Oversold & Underused: An Educational Dilemma
                           by Linda Cox
                  The integration of technology into the classroom over the last 20 years has been cause for
  
         many teachers to seek to expand their own knowledge, experience, skills, and teaching practices

         while for others, it has proved to be a time of great frustration. Whether of not teachers are to

         blame for the lack of use of technology in their own classrooms, or whether the blame for this

         blatant lack of use should be placed on the shoulders of others, is not important or relevant. What

         is important is the understanding that the use of technology  will not, in and of itself,  make

         teachers teach better or students learn better, nor does the use of technology in daily lesson plans

         raise test scores. Technology is a tool that can provide teachers and students with greater access

         to more in-depth information as well as helping students learn how to solve problems, and provide

         some basic skills that will need to be expanded on after high school if students choose to use them

         to compete for jobs that require tech skills. However, even though technology is a tool, Larry

         Cuban, author of the book,
Oversold & Underused, has found that teachers don't not make regular

         use of the technology available to them. Cuban states that "Across the country, most teachers and

         their students are nonusers or occasional-to-rare users of these machines in classrooms" (Cuban,

         2002, p. 71). This has been cause for concern for administrators, parents, and corporate executives

         across the country and thus provides a platform for the reform measures that have swept across

         school districts the last few years. Cuban states in the introduction to his book,
Oversold &

        Underused, that,

                                School reform again, again, and again. If any aspect of schooling in the
                                past two centuries has escaped the reformers' passion for improvement,
                                I have not found it. From ineffective teaching to unhealthy lunches, from
                                insufficient parental involvement to inadequate science curricula, from
                                mixing grade levels in classrooms to building schools without walls--no
                                aspect of schooling has evaded the reformers' scrutiny. (Cuban, 2002, p. 1)

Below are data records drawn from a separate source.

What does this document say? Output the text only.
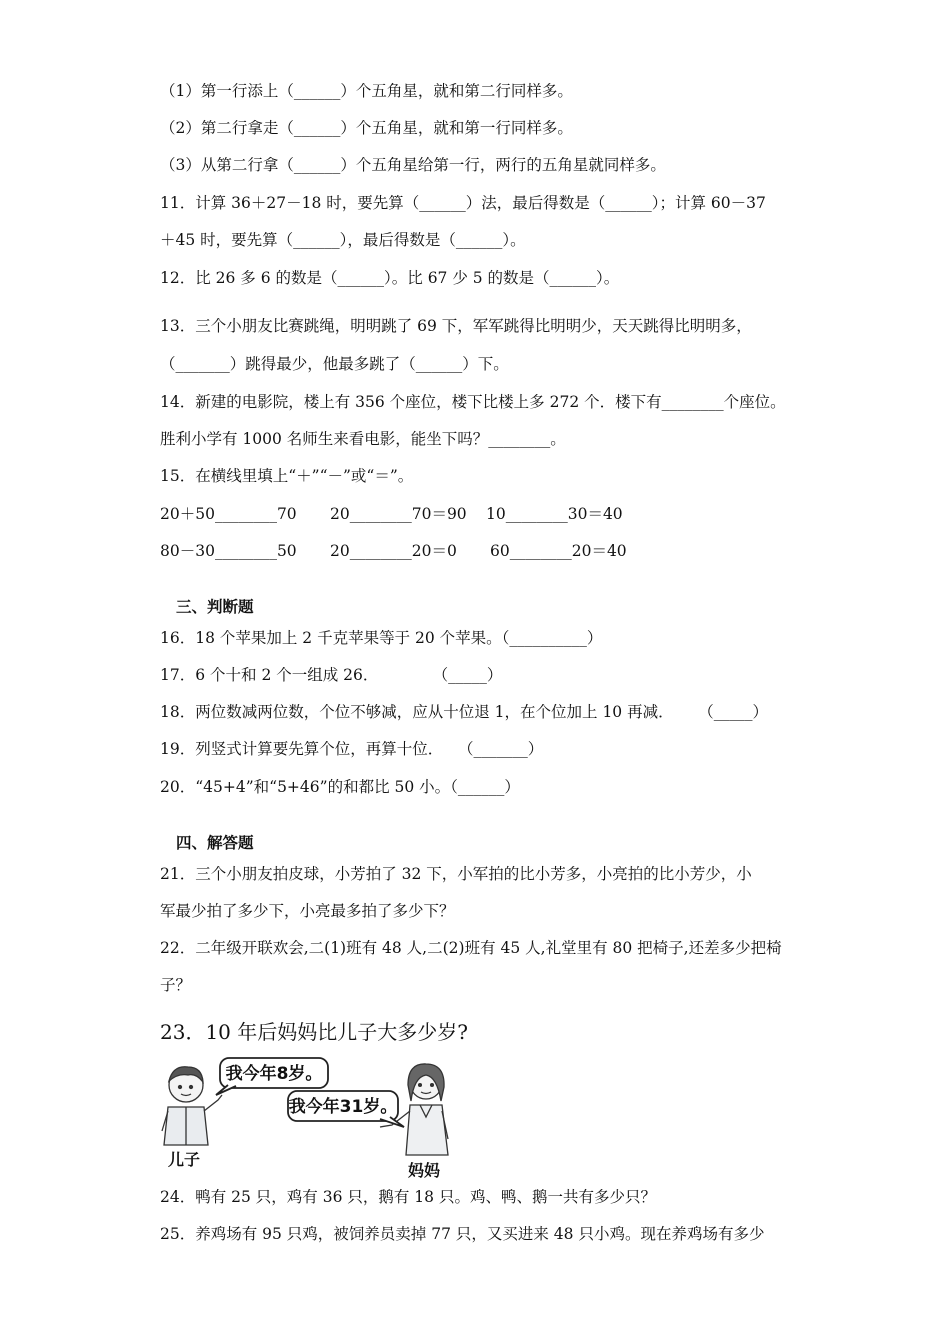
（1）第一行添上（______）个五角星，就和第二行同样多。
（2）第二行拿走（______）个五角星，就和第一行同样多。
（3）从第二行拿（______）个五角星给第一行，两行的五角星就同样多。
11．计算 36＋27－18 时，要先算（______）法，最后得数是（______）；计算 60－37
＋45 时，要先算（______），最后得数是（______）。
12．比 26 多 6 的数是（______）。比 67 少 5 的数是（______）。
13．三个小朋友比赛跳绳，明明跳了 69 下，军军跳得比明明少，天天跳得比明明多，
（_______）跳得最少，他最多跳了（______）下。
14．新建的电影院，楼上有 356 个座位，楼下比楼上多 272 个．楼下有________个座位。
胜利小学有 1000 名师生来看电影，能坐下吗？________。
15．在横线里填上“＋”“－”或“＝”。
20＋50________70 20________70＝90 10________30＝40
80－30________50 20________20＝0 60________20＝40
三、判断题
16．18 个苹果加上 2 千克苹果等于 20 个苹果。（__________）
17．6 个十和 2 个一组成 26．           （_____）
18．两位数减两位数，个位不够减，应从十位退 1，在个位加上 10 再减．     （_____）
19．列竖式计算要先算个位，再算十位．   （_______）
20．“45+4”和“5+46”的和都比 50 小。（______）
四、解答题
21．三个小朋友拍皮球，小芳拍了 32 下，小军拍的比小芳多，小亮拍的比小芳少，小
军最少拍了多少下，小亮最多拍了多少下？
22．二年级开联欢会,二(1)班有 48 人,二(2)班有 45 人,礼堂里有 80 把椅子,还差多少把椅
子？
23．10 年后妈妈比儿子大多少岁?
我今年8岁。
我今年31岁。
儿子
妈妈
24．鸭有 25 只，鸡有 36 只，鹅有 18 只。鸡、鸭、鹅一共有多少只？
25．养鸡场有 95 只鸡，被饲养员卖掉 77 只，又买进来 48 只小鸡。现在养鸡场有多少
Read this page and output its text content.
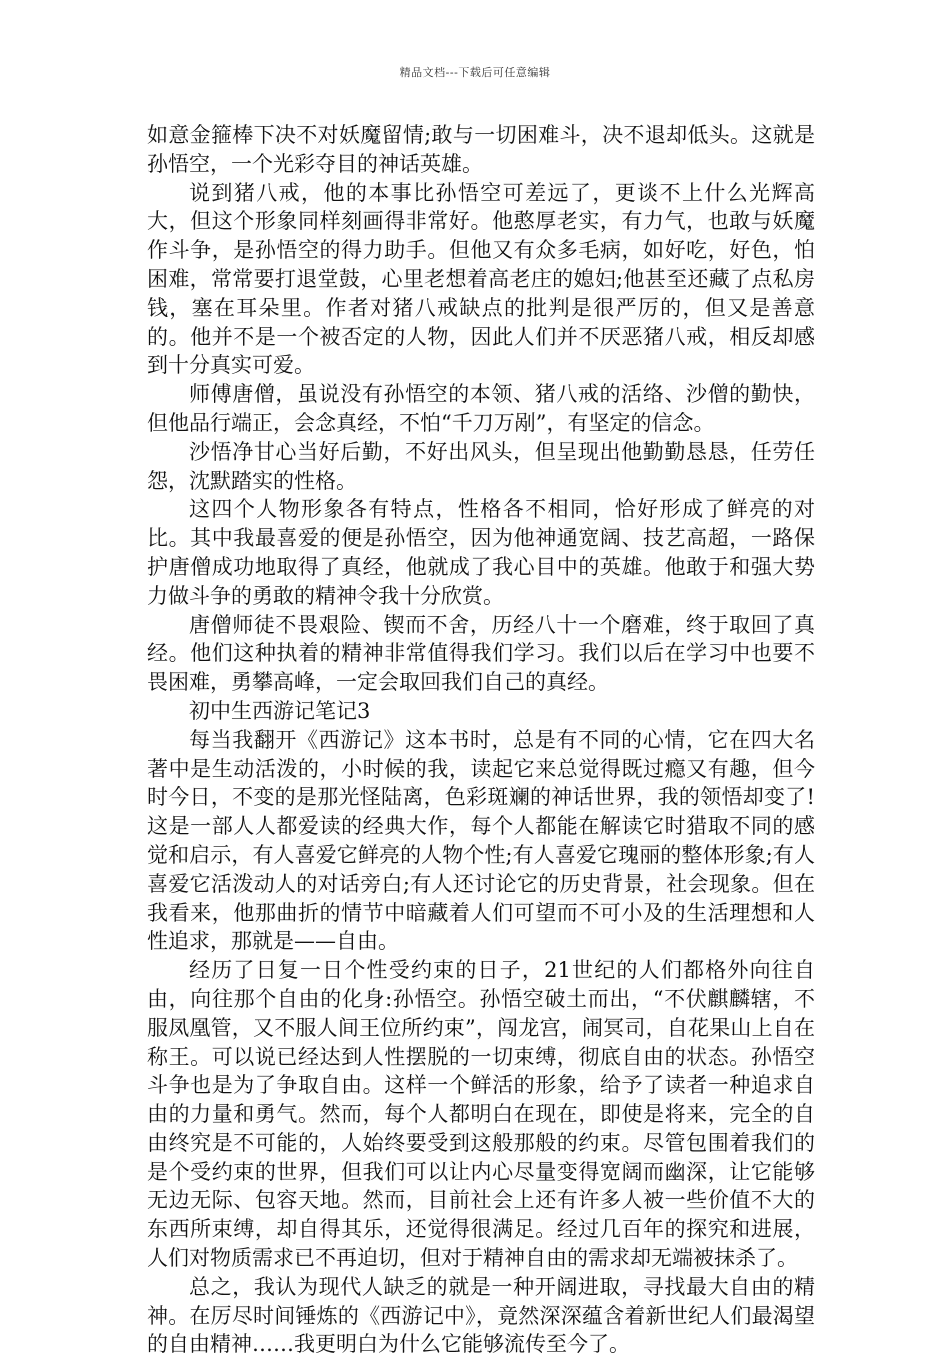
精品文档---下载后可任意编辑

如意金箍棒下决不对妖魔留情;敢与一切困难斗，决不退却低头。这就是孙悟空，一个光彩夺目的神话英雄。

说到猪八戒，他的本事比孙悟空可差远了，更谈不上什么光辉高大，但这个形象同样刻画得非常好。他憨厚老实，有力气，也敢与妖魔作斗争，是孙悟空的得力助手。但他又有众多毛病，如好吃，好色，怕困难，常常要打退堂鼓，心里老想着高老庄的媳妇;他甚至还藏了点私房钱，塞在耳朵里。作者对猪八戒缺点的批判是很严厉的，但又是善意的。他并不是一个被否定的人物，因此人们并不厌恶猪八戒，相反却感到十分真实可爱。

师傅唐僧，虽说没有孙悟空的本领、猪八戒的活络、沙僧的勤快，但他品行端正，会念真经，不怕“千刀万剐”，有坚定的信念。

沙悟净甘心当好后勤，不好出风头，但呈现出他勤勤恳恳，任劳任怨，沈默踏实的性格。

这四个人物形象各有特点，性格各不相同，恰好形成了鲜亮的对比。其中我最喜爱的便是孙悟空，因为他神通宽阔、技艺高超，一路保护唐僧成功地取得了真经，他就成了我心目中的英雄。他敢于和强大势力做斗争的勇敢的精神令我十分欣赏。

唐僧师徒不畏艰险、锲而不舍，历经八十一个磨难，终于取回了真经。他们这种执着的精神非常值得我们学习。我们以后在学习中也要不畏困难，勇攀高峰，一定会取回我们自己的真经。

初中生西游记笔记3

每当我翻开《西游记》这本书时，总是有不同的心情，它在四大名著中是生动活泼的，小时候的我，读起它来总觉得既过瘾又有趣，但今时今日，不变的是那光怪陆离，色彩斑斓的神话世界，我的领悟却变了!这是一部人人都爱读的经典大作，每个人都能在解读它时猎取不同的感觉和启示，有人喜爱它鲜亮的人物个性;有人喜爱它瑰丽的整体形象;有人喜爱它活泼动人的对话旁白;有人还讨论它的历史背景，社会现象。但在我看来，他那曲折的情节中暗藏着人们可望而不可小及的生活理想和人性追求，那就是——自由。

经历了日复一日个性受约束的日子，21世纪的人们都格外向往自由，向往那个自由的化身:孙悟空。孙悟空破土而出，“不伏麒麟辖，不服凤凰管，又不服人间王位所约束”，闯龙宫，闹冥司，自花果山上自在称王。可以说已经达到人性摆脱的一切束缚，彻底自由的状态。孙悟空斗争也是为了争取自由。这样一个鲜活的形象，给予了读者一种追求自由的力量和勇气。然而，每个人都明白在现在，即使是将来，完全的自由终究是不可能的，人始终要受到这般那般的约束。尽管包围着我们的是个受约束的世界，但我们可以让内心尽量变得宽阔而幽深，让它能够无边无际、包容天地。然而，目前社会上还有许多人被一些价值不大的东西所束缚，却自得其乐，还觉得很满足。经过几百年的探究和进展，人们对物质需求已不再迫切，但对于精神自由的需求却无端被抹杀了。

总之，我认为现代人缺乏的就是一种开阔进取，寻找最大自由的精神。在厉尽时间锤炼的《西游记中》，竟然深深蕴含着新世纪人们最渴望的自由精神……我更明白为什么它能够流传至今了。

          Reformers have always been present in society and these "well-meaning" individuals who dream of

          changing the world and making it a better place.  However, the question remains as to whether

          reform measures in education that are supposed to solve problems really do what they were

          designed to do. There are so many factors involved that it is difficult to know if reform is good or

          not so good. There is little doubt, however, that in education, many new reform measures follow a

          long period of "finger pointing" and accusations levelled against teachers by government, news

          media, and the general public and there is little evidence that teachers are invited to the discussion

          table to help find solutions to the problems.